Indigenous teacher training: tensions between curriculum and educational practice in Chalchihuitán, Chiapas
DOI:
https://doi.org/10.30972/dpd.15259315Keywords:
Indigenous teacher education, intercultural bilingual education, linguistic justiceAbstract
This article examines the tensions between curricular discourse and educational practices in Indigenous contexts, focusing on the Tsotsil case of Chalchihuitán, Chiapas. It analyzes the relevance of both pre-service and in-service teacher education in addressing the challenges posed by the 2006, 2011, 2017, and 2022 national curricula within the framework of the Nueva Escuela Mexicana. Drawing on an ethnographic and sociolinguistic approach, the study identifies a disjunction between the intercultural and multilingual paradigm promoted at the policy level and its enactment in school practices, where a Spanish-dominant logic continues to subordinate the Tsotsil language (bats’i k’op) to instrumental uses.
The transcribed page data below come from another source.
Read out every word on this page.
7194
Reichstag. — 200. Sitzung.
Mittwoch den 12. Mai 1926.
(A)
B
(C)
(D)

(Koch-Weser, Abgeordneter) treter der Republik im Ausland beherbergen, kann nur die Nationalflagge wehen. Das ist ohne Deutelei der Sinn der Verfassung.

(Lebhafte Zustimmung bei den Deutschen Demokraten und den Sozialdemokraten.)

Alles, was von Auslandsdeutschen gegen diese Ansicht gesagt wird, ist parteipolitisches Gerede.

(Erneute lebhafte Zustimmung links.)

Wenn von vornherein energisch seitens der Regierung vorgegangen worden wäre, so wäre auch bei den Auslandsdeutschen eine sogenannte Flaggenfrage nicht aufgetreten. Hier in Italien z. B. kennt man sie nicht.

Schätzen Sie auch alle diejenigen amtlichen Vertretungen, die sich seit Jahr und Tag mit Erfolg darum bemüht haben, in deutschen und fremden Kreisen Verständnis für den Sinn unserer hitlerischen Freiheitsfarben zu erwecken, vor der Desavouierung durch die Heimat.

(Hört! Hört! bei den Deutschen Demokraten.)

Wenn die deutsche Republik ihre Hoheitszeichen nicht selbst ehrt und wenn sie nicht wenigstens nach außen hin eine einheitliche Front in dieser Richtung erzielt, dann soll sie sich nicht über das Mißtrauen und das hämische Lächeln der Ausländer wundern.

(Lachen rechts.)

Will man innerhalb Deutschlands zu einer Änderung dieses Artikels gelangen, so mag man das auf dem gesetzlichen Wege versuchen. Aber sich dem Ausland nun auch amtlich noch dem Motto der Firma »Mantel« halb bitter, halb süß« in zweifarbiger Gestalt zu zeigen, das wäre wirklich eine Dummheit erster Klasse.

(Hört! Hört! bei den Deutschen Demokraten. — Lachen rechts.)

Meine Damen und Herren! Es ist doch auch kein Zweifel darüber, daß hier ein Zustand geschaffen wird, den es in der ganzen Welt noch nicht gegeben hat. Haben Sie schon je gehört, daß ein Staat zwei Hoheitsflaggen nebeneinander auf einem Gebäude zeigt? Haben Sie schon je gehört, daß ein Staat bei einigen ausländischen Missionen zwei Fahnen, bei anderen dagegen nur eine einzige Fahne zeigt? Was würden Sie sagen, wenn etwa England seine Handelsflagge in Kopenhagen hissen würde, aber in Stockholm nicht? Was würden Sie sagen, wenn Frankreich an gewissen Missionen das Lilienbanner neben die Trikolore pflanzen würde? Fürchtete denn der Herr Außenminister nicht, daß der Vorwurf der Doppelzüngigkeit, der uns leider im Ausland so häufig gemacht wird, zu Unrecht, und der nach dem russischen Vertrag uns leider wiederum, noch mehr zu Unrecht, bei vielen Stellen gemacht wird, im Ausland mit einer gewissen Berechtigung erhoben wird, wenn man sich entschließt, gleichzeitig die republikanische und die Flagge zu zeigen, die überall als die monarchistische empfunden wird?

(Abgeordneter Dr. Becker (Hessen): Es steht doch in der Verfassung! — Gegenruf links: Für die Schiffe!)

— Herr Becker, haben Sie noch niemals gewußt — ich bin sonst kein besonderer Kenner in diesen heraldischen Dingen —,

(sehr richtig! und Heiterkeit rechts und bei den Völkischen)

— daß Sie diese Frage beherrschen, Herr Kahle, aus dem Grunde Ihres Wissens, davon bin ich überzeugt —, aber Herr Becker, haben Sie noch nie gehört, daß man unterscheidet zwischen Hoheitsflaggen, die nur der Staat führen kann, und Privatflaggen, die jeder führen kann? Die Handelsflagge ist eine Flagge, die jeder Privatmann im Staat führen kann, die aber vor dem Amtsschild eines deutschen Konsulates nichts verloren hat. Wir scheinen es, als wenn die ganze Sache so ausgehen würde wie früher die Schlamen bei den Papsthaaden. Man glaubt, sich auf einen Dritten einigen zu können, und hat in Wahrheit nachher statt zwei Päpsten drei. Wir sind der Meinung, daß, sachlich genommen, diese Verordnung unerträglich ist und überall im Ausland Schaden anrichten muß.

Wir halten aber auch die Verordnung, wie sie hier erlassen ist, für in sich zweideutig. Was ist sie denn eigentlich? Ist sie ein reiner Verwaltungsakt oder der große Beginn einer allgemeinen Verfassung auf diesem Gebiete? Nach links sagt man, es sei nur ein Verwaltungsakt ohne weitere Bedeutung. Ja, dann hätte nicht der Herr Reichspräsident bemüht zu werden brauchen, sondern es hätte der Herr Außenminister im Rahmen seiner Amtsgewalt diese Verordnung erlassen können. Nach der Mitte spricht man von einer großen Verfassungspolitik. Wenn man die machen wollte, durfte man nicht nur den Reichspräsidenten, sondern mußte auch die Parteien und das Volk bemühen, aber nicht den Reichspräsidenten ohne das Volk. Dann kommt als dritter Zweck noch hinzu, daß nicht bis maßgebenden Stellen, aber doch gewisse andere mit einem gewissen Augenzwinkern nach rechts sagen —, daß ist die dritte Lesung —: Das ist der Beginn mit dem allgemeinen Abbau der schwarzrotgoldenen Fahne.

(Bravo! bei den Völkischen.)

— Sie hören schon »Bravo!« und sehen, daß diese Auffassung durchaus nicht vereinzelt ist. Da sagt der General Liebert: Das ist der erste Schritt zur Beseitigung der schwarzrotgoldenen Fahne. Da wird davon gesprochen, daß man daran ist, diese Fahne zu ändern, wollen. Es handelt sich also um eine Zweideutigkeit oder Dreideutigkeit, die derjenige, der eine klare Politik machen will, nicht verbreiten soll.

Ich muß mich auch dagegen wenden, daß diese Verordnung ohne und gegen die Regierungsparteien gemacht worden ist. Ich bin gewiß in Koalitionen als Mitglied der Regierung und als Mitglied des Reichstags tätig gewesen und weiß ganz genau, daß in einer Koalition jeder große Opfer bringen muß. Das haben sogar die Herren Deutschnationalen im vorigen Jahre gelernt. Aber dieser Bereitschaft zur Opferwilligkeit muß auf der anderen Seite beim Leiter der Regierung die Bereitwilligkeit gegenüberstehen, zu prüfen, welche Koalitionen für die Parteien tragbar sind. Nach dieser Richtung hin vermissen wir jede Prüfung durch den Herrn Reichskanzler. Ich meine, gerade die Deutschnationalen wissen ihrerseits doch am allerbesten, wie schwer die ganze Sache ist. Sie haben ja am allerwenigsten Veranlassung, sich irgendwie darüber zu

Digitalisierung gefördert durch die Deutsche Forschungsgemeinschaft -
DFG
Findings indicate that this gap is linked to structural limitations in teacher preparation, particularly in the development of linguistic and pedagogical competencies for bilingual education, as well as to the scarcity of contextually relevant teaching materials and the lack of sustained pedagogical support. In this context, the vitality of Tsotsil largely depends on teacher agency and community-based practices. The study concludes that teacher education must be reconceptualized as a situated and ongoing process aimed at integrating pedagogical, linguistic, and community knowledge, while fostering critical biliteracy in pursuit of linguistic justice.